Friday, August 12, 2016

Solace From Nature

     Early in the afternoon of August 11, 2016, I visited two human-made habitats in Lancaster County, Pennsylvania to see what plants and animals were visible.  One place is a church campus and the other is a small park along a slow part of Mill Creek, both within eight miles of home.
     As I drove across the large parking lot of the church, I saw several birds standing or lying on the black top and a few of the several stone islands in that lot.  With binoculars, I counted 30 killdeer plovers, all of them in the shade of the planted trees in the stony places.  Those killdeer feed on invertebrates on the adjacent and expansive short-grass lawn of the church and probably hatched young among the stones.  But August 11 was sunny and hot and those inland shorebirds were resting in the only shade available; smart birds.
     Once while I was there, the killdeer took flight together in a loose flock and circled the parking lot a few times, alternately flashing white bellies and brown backs as they flew.  But soon they swooped down to the shade of the parking lot. 
     At least a half dozen barn swallows dashed and swooped in mid-air behind a lawn mower to catch insects stirred up from the grass by the mower.  Swallows are now gathering prior to their migration south, so they won't be in this area much longer this season.
     Sneezeweed, a tall plant with beautiful yellow flowers, dominated a quarter-acre low spot on the church's lawn.  Bumble bees, pearl crescent butterflies, cabbage white butterflies, a couple of monarch butterflies and other insects sipped nectar from those blossoms, creating an inspiring show.
     Moving on to a water-filled retention basin rimmed by tall cattails on the church campus, I saw several dragonflies of three kinds, green darners, twelve-spotted skimmers and white-tailed skimmers.  Male darners have green or blue abdomens, male twelve-spots have three alternate dark and white spots on each of four wings and male white-tails have white abdomens.  Those characteristics make the males of each species more noticeable and attractive to potential mates.  At least those male dragonflies were more visible to me than their respective females.
     Those dragonflies, mostly males visible to me, buzzed rapidly back and forth low over the shallow water after insect prey.  And jealous males also chased each other and potential mates.  The dragonfly's swift flying on their four stiff wings was entertaining.  And a few dragonflies landed on cattails to rest or eat victims they caught in mid-air.     
     While watching the flights of dragonflies, I heard the gulping and twanging of several male green frogs in the shallows at the bases of the sheltering cattails.  They should be cautious because I saw a recently fledged green-backed heron stalking stealthily among the cattails.
     At the back-up water from a dam on Mill Creek I saw scores of bluet damselflies, about a dozen green darners, a few twelve-spotted skimmers and a score of common carp.  Looking at them through binoculars, the many male damselflies were thin, inch-long strips of blue skimming rapidly back and forth just above the very slow-moving surface of the pond.  Females were with them, but they were brownish for camouflage and more difficult to see.

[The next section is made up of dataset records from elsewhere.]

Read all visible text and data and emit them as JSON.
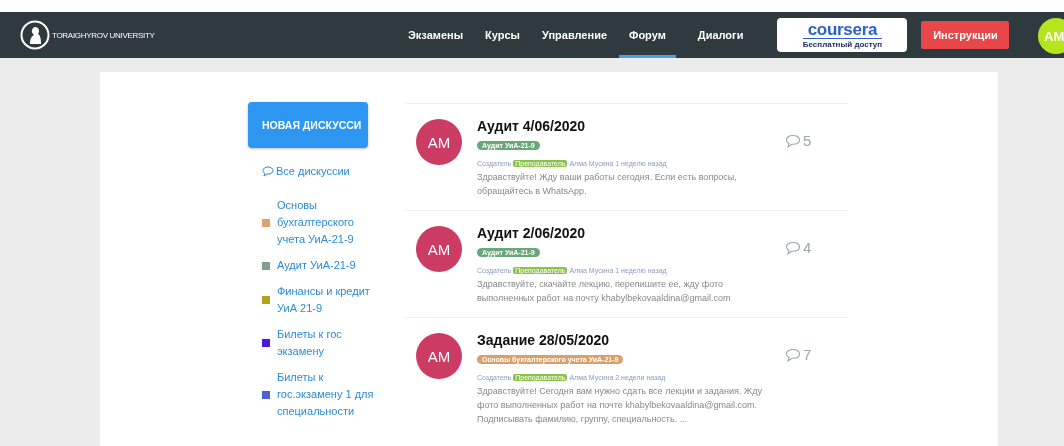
{
  "header": {
    "logo_text": "TORAIGHYROV UNIVERSITY",
    "nav": [
      {
        "label": "Экзамены",
        "selected": false
      },
      {
        "label": "Курсы",
        "selected": false
      },
      {
        "label": "Управление",
        "selected": false
      },
      {
        "label": "Форум",
        "selected": true
      },
      {
        "label": "Диалоги",
        "selected": false
      }
    ],
    "coursera": {
      "brand": "coursera",
      "caption": "Бесплатный доступ"
    },
    "instructions_button": "Инструкции",
    "avatar": "AM"
  },
  "sidebar": {
    "new_discussion_button": "НОВАЯ ДИСКУССИ",
    "all_discussions": "Все дискуссии",
    "categories": [
      {
        "label": "Основы бухгалтерского учета УиА-21-9",
        "color": "#e0a070"
      },
      {
        "label": "Аудит УиА-21-9",
        "color": "#7fa08a"
      },
      {
        "label": "Финансы и кредит УиА 21-9",
        "color": "#b5a020"
      },
      {
        "label": "Билеты к гос экзамену",
        "color": "#4a18e0"
      },
      {
        "label": "Билеты к гос.экзамену 1 для специальности",
        "color": "#4a5fd8"
      }
    ]
  },
  "posts": [
    {
      "avatar": "AM",
      "title": "Аудит 4/06/2020",
      "tag": "Аудит УиА-21-9",
      "color": "#6aa879",
      "creator_label": "Создатель",
      "role": "Преподаватель",
      "author": "Алма Мусина 1 неделю назад",
      "excerpt": "Здравствуйте! Жду ваши работы сегодня. Если есть вопросы, обращайтесь в WhatsApp.",
      "comments": "5"
    },
    {
      "avatar": "AM",
      "title": "Аудит 2/06/2020",
      "tag": "Аудит УиА-21-9",
      "color": "#6aa879",
      "creator_label": "Создатель",
      "role": "Преподаватель",
      "author": "Алма Мусина 1 неделю назад",
      "excerpt": "Здравствуйте, скачайте лекцию, перепишите ее, жду фото выполненных работ на почту khabylbekovaaldina@gmail.com",
      "comments": "4"
    },
    {
      "avatar": "AM",
      "title": "Задание 28/05/2020",
      "tag": "Основы бухгалтерского учета УиА-21-9",
      "color": "#d9a06a",
      "creator_label": "Создатель",
      "role": "Преподаватель",
      "author": "Алма Мусина 2 недели назад",
      "excerpt": "Здравствуйте! Сегодня вам нужно сдать все лекции и задания. Жду фото выполненных работ на почте khabylbekovaaldina@gmail.com. Подписывать фамилию, группу, специальность. ...",
      "comments": "7"
    }
  ]
}
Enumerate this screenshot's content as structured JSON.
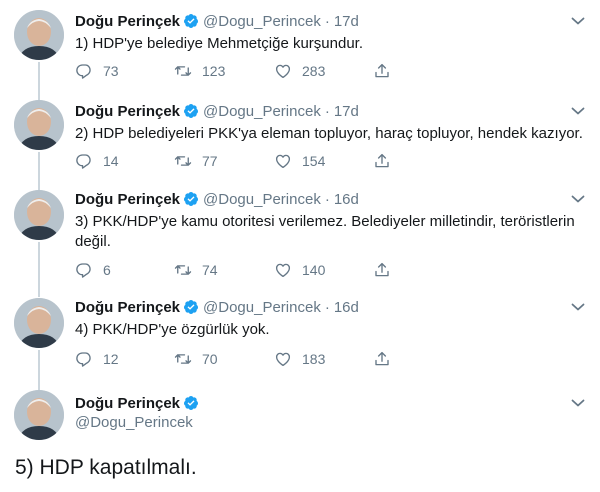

     Some of the damselflies were coupled as they flew low over the water.  And some couples were spawning eggs into the protection of clumps of alga on the water's surface.  But it was the number of these constantly moving damselflies, all just above the water, that was the show at this pond.
     Meanwhile, just below the water's surface, the several ponderous carp either lay still in the sunlight or moved slowly.  Carp are mostly brown with yellowish-brown fins, originally from Asia and can be disruptive to native fish.  But I like carp in habitats already disturbed by human activities.  And until those habitats are restored to more natural condition, carp will be a dominant, interesting fish in them.  Carp are better than no life at all.
     Just as I was about to leave this slow-water stretch of Mill Creek, I saw a wary, timid family of practically-grown wood ducks on water along the far bank, back in the shade of protective tree limbs hanging over those shallows of the creek.  Soon woodies will be gathering into ever larger flocks prior to their migration south for the winter.
     As I left Mill Creek, I felt the peace and beauty of that waterway and its lawn and tree-lined shores during a warm, breezy afternoon.  It was quiet there and I went away with a feeling of contentment.
     Both habitats I visited that afternoon were human-made.  But they were interesting with adaptable life that makes a day more worthwhile.  Any reader can benefit from the solace of nature as I do.